Seit der Romantik (aber wahrscheinlich schon seit der Antike) gehört zur Grundfähigkeit des intellektuellen Typus, daß er heute seinem Geschwätz von gestern gefahr- und straflos als Geisterfahrer entgegenkommen kann. Er kann gestern für die Französische Revolution und heute für die freie Marktwirtschaft, er kann gestern Maoist gewesen und heute Katholik sein. Das hebt nicht das Vertrauen in die Profession, schadet aber auch nicht wirklich. Wir wünschten eine Welt der großartigen Eindeutigkeiten, wie Intellektuelle sie uns so hingebungsvoll entwerfen, aber wir wissen, daß wir uns tatsächlich auf dem Markt der Gurus, Kolporteure, Laienpriester, Pikkolos, Privatlehrer, Herrenreiter, Alleinunterhalter, Gardinenprediger, Eckensteher, Mannequins, Quacksalber, Exhibitionisten und so fort bewegen. Wir mögen hier und da stehenbleiben, unnötig aufgehalten werden, dem einen oder andern auf den Leim gehen, aber alles in allem wissen wir doch, wem wir wirklich was abkaufen können. Wenn wir halbwegs ehrlich sind, dann brauchen wir uns doch nicht ständig als wechselseitige Volksschullehrer, Therapeuten oder Politessen, um zu wissen, was zu wissen sich lohnt, wie zu denken verantwortlich und was zu lesen erfrischend ist.

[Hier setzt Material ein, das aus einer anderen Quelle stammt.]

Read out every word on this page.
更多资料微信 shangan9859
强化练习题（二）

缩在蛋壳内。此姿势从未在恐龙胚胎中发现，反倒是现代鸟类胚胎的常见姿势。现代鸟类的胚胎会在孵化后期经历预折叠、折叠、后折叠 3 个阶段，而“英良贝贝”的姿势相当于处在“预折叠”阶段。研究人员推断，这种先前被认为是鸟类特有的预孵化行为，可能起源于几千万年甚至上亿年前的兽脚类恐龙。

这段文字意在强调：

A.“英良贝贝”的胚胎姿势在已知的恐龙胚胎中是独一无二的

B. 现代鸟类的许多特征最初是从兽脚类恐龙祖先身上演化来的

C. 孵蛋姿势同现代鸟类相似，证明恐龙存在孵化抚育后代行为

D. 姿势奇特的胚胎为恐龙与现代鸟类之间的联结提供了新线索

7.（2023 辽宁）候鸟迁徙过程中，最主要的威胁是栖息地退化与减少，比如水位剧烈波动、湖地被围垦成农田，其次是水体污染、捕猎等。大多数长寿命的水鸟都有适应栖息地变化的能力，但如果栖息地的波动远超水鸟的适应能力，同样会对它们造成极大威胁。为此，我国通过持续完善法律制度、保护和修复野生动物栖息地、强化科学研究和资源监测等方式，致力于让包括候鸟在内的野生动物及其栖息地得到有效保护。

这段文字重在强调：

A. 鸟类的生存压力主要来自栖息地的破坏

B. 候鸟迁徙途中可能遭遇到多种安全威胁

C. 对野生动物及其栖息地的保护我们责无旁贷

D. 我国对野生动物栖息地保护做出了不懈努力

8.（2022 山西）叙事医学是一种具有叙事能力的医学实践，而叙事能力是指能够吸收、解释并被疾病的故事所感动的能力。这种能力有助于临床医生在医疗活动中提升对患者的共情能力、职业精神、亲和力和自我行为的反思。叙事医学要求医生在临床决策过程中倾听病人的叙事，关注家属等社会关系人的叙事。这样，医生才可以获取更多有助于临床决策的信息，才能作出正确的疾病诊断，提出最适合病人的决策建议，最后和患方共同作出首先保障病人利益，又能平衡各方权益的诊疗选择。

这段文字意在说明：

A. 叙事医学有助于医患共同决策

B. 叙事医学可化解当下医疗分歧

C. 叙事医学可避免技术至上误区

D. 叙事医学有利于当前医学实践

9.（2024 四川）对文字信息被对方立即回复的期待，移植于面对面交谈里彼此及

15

Das muß, wenn wir es vorfinden, nicht das Etikett des Intellektuellen tragen. Vielleicht gibt es den Intellektuellen ja nur noch so, wie es heute Pferde für Mägdelein gibt, als Übergangsobjekt. Vielleicht ist der Intellektuelle tatsächlich, wie Dirk Baecker meint, durch den Hacker abgelöst worden, oder, wie ich eher annehme, durch den Moderator, den Maxwellschen Dämon am Schieber zwischen den schnellen und langsamen Ideen. Norbert Bolz für die schnellen, Michael Rutschky für die langsamen? Wie auch immer – hier können wir uns noch einmal bei Brecht bedienen: „Ist der Begriff Kunstwerk nicht mehr zu halten für das Ding, das entsteht, wenn ein Kunstwerk zur Ware verwandelt ist, dann müssen wir vorsichtig und behutsam, aber unerschrocken diesen Begriff weglassen, wenn wir nicht die Funktion dieses Dinges selber mitliquidieren wollen (...).“ Wir müssen Kunstwerk nur durch Intellektuelle ersetzen.